Il titolo Visions, ha dichiarato la cantante, è stato scelto poiché molte delle canzoni comprese nel disco sono nate di notte, in quel momento di non-esistenza tra veglia e sonno; in effetti la dimensione onirica è spesso evocata fin dal titolo, in brani come la title track, Swept Up in the Night e I’m Awake. Questo tema è quasi sempre adoperato in chiave metaforica: il sonno può essere una drastica pausa dai problemi piccoli e grandi della vita, oppure un momento di riflessione profonda sui propri problemi. Per contro, non sempre il risveglio è una svolta positiva, ma anche (soprattutto?) una rassegnata presa di coscienza sull’ineluttabilità della vita.
Già, perché Visions è sì un album allegro, ma non disimpegnato: in maniera leggera, quasi subliminale, Norah parla di separazioni, desideri non realizzati, noia e disagio; basti pensare che i testi di entrambi i singoli di lancio sopra citati contengono la parola devil, da intendersi non come entità demoniaca ma come coagulo verbale di tutte le negatività esistenziali. Altre presenze inquietanti si nascondono qua e là, poco più che improvvisi bagliori di suggestione: sono le Visions che danno il titolo all’album. Le inquietudini di Pick Me Up Off The Floor, dunque, sono ancora lì, e forse se ne sono aggiunte perfino di nuove; a cambiare, semmai, è l’atteggiamento nei loro confronti: Norah Jones sceglie stavolta di affrontarle con serenità, brio e ragionevolezza. E un pizzico di ironia.

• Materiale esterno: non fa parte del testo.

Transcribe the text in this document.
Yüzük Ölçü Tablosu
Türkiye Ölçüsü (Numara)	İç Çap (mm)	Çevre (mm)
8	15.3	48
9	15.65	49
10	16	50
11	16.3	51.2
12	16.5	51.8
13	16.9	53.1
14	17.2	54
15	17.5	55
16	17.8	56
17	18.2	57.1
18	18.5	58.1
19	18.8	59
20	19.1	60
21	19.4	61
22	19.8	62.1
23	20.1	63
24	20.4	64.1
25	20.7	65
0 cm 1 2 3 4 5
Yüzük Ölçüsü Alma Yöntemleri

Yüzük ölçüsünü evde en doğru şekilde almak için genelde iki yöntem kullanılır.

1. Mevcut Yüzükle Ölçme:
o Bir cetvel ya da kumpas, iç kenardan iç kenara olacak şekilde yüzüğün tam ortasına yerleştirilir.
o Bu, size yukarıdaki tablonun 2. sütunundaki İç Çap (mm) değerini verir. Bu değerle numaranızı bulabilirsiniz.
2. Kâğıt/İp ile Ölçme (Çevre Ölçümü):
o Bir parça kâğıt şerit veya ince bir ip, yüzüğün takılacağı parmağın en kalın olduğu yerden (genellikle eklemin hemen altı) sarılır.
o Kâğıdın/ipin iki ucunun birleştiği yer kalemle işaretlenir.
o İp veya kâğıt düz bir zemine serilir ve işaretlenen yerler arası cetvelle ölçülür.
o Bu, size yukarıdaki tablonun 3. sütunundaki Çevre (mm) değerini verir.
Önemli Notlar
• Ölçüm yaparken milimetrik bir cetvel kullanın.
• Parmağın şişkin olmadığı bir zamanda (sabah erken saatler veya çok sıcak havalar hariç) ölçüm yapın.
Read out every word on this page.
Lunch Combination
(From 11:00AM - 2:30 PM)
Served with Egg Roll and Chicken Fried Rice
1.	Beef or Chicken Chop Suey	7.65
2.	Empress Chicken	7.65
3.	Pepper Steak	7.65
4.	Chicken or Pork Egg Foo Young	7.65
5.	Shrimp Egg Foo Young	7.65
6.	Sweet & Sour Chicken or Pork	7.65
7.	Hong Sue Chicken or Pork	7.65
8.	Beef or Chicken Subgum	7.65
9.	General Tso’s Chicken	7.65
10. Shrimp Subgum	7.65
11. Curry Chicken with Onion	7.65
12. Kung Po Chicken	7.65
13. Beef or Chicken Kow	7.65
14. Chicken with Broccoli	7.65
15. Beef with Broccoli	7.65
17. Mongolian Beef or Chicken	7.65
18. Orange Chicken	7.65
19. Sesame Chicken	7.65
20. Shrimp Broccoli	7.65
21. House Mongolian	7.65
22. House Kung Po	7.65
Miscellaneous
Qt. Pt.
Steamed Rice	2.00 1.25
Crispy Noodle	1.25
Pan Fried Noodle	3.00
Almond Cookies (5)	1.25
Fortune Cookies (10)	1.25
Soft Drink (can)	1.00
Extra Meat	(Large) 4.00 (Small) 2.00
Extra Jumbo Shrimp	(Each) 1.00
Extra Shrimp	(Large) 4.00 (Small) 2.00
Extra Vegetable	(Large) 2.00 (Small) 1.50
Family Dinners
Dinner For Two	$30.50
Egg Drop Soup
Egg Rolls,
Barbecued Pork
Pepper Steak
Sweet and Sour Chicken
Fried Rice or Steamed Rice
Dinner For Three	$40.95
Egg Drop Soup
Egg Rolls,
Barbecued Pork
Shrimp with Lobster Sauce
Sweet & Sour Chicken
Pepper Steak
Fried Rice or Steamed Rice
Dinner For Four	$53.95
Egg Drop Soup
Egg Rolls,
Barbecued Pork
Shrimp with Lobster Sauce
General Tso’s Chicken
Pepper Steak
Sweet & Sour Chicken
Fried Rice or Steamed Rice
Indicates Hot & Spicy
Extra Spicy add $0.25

Visions, insomma, può essere ascoltato in due modi: lo si può lasciar scorrere in sottofondo, godendo della sua apparente spensieratezza, oppure ci si può soffermare sui significati reconditi e sulle minime variazioni sonore e melismatiche, quasi impercettibili ma significative. Prendiamo ad esempio il brano I Just Wanna Dance, il cui testo è composto dalla ripetizione del titolo e poco altro: a ogni iterazione, Norah modula la voce in maniera diversa, crea differenti nuance e conferisce alla frase nuovi significati, che contribuiscono a farla risultare una delle migliori sorprese dell’album.
In un album così compatto e coerente con sé stesso, tuttavia, a brillare sono le uniche due outsider: la già citata Visions e Alone With My Thoughts. La title track è l’unica canzone stripped down del disco: la voce di Norah è accompagnata solo dalla chitarra elettrica e dal pianoforte, che riverberano come in una stanza vuota aumentando il senso di straniamento; l’altro brano è invece il solo a essere cantato in un registro basso, quasi sussurrato, con vaghi accenni gospel in sottofondo. Entrambe le canzoni, nemmeno a farlo apposta, creano atmosfere di consistente malinconia, in netto contrasto col resto dell’album.
Il primo ascolto, probabilmente, spiazzerà chi ha in mente la “solita” Norah Jones; Visions, tuttavia, in un modo o nell’altro è destinato a essere interiorizzato, in forma concettuale o di melodie impresse nella memoria dell’ascoltatore, che finirà per sorprendere sé stesso nell’atto di canticchiarle o ripeterle in loop nella propria testa; ancora una volta, Norah Jones regala al pubblico un album diverso da tutti quelli già annoverati nella sua discografia, eppure, di nuovo, del tutto coerente con la sua continua e evoluzione artistica.